Letting go allows for the reality of things. Holidays must end. Weekends must end. We love and we lose and we forego and we cannot always necessarily return. Thing is, not to prevent the self from loving fully and completely in the meantime. Perhaps the most intense experience I had of that much in recent years was with Vic Peters, a man I met while I was researching ALS for the role in 'Tuesdays with Morrie'. Vic died within two years of my knowing him, but we found friendship and love for each other that was magical. Then too, along with my seventh decade, there have been several friends who've lost their lives recently. And it all has resulted in my loving, and letting go. The paradox is, letting go allows one to love more deeply, for there is no product in mind, just the process. And the hurt when the other dies is sweeter for the depth of the love one has experienced. I recall weeping deeply over Simon Brink's death. Tonight I shall have dinner with his brother. And when I think of the miles I've travelled and the people I'd hoped to hug, but who cannot make it to see me, I have to let go of that longing too. Opportunity is not fickle. Miss the turn off and one travels onto other pathways.

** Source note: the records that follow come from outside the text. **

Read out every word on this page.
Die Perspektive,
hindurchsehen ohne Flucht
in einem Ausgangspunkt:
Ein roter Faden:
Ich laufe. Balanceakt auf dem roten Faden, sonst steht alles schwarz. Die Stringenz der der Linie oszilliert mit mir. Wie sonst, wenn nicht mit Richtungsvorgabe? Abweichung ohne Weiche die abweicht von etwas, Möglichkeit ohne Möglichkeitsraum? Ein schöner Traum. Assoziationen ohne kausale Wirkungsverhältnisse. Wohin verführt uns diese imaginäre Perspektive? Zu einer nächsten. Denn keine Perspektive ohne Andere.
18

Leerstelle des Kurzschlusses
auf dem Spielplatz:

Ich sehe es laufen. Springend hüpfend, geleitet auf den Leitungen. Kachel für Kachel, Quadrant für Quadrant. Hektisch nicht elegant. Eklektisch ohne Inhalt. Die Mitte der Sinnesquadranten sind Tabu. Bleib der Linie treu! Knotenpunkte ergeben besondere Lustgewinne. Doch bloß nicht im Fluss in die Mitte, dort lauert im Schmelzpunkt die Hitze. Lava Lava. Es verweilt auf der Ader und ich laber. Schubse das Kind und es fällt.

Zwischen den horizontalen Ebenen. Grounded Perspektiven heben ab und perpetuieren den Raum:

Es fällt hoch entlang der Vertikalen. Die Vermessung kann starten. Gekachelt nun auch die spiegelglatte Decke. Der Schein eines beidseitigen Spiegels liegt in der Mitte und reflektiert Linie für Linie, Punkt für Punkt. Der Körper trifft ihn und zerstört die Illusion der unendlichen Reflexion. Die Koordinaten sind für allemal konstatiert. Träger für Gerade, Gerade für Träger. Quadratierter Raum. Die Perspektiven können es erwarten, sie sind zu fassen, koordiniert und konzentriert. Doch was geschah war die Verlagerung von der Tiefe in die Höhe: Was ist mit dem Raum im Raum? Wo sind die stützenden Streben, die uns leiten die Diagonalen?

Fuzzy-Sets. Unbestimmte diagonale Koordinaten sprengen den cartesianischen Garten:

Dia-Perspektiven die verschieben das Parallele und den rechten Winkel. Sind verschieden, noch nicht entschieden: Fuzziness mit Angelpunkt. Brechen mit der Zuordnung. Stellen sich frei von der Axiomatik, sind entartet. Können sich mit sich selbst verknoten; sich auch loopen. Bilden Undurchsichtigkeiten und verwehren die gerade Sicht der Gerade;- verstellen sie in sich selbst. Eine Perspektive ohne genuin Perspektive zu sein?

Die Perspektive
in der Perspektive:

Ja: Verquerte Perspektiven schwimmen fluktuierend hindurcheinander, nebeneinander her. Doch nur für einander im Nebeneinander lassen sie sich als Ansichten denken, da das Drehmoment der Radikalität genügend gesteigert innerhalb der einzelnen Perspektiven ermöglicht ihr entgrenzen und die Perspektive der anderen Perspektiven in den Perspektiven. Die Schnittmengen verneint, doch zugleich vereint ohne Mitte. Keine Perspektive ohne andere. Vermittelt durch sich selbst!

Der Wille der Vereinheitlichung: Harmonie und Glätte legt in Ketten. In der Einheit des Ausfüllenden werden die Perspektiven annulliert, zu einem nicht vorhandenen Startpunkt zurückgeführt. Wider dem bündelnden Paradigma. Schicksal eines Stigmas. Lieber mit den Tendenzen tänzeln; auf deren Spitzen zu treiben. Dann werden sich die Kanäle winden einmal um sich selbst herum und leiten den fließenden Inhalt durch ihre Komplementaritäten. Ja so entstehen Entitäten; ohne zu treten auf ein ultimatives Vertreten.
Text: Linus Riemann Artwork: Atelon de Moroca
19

Leaving M'Lady Nancy and her daughter and son in law today was hard. Ten weeks has given us a bond. And given our respective ages and the circumstances of our respective physical conditions, we all know that the cost of seeing each other again is a lot less likely than it might have been when we were younger. Time runs out for each of us. We are on journeys, and we each reach destinations. This plane as I type will reach Sydney.
Non-attachment is not the absence of feeling, the inability to feel emotionally; it is the commitment of the self to the moment without being attached to an outcome. It allows one to hug the puppy, but not to want it; to ride in the new Mercedes, but not to covet it; to see the beauty, but not to own it. It allows things to be. And should one have the puppy, the nice new car, the vista of beauty, it allows for a complete appreciation and care and love and nurturing and responsibility for things, but mitigates that pain of dependence, of interdependence, of feeling incapable of self-sufficiency. The subtlety is distinct, yet difficult to achieve. Our minds play on the items we lost, even as children, never mind the people we lost, especially as adults. Being bereft is natural. Feeling hurt is natural. But non-attachment is hard won. It takes losing a great deal, and yet still being able to love. As the Buddha says, pain is inevitable; suffering is optional. Easy?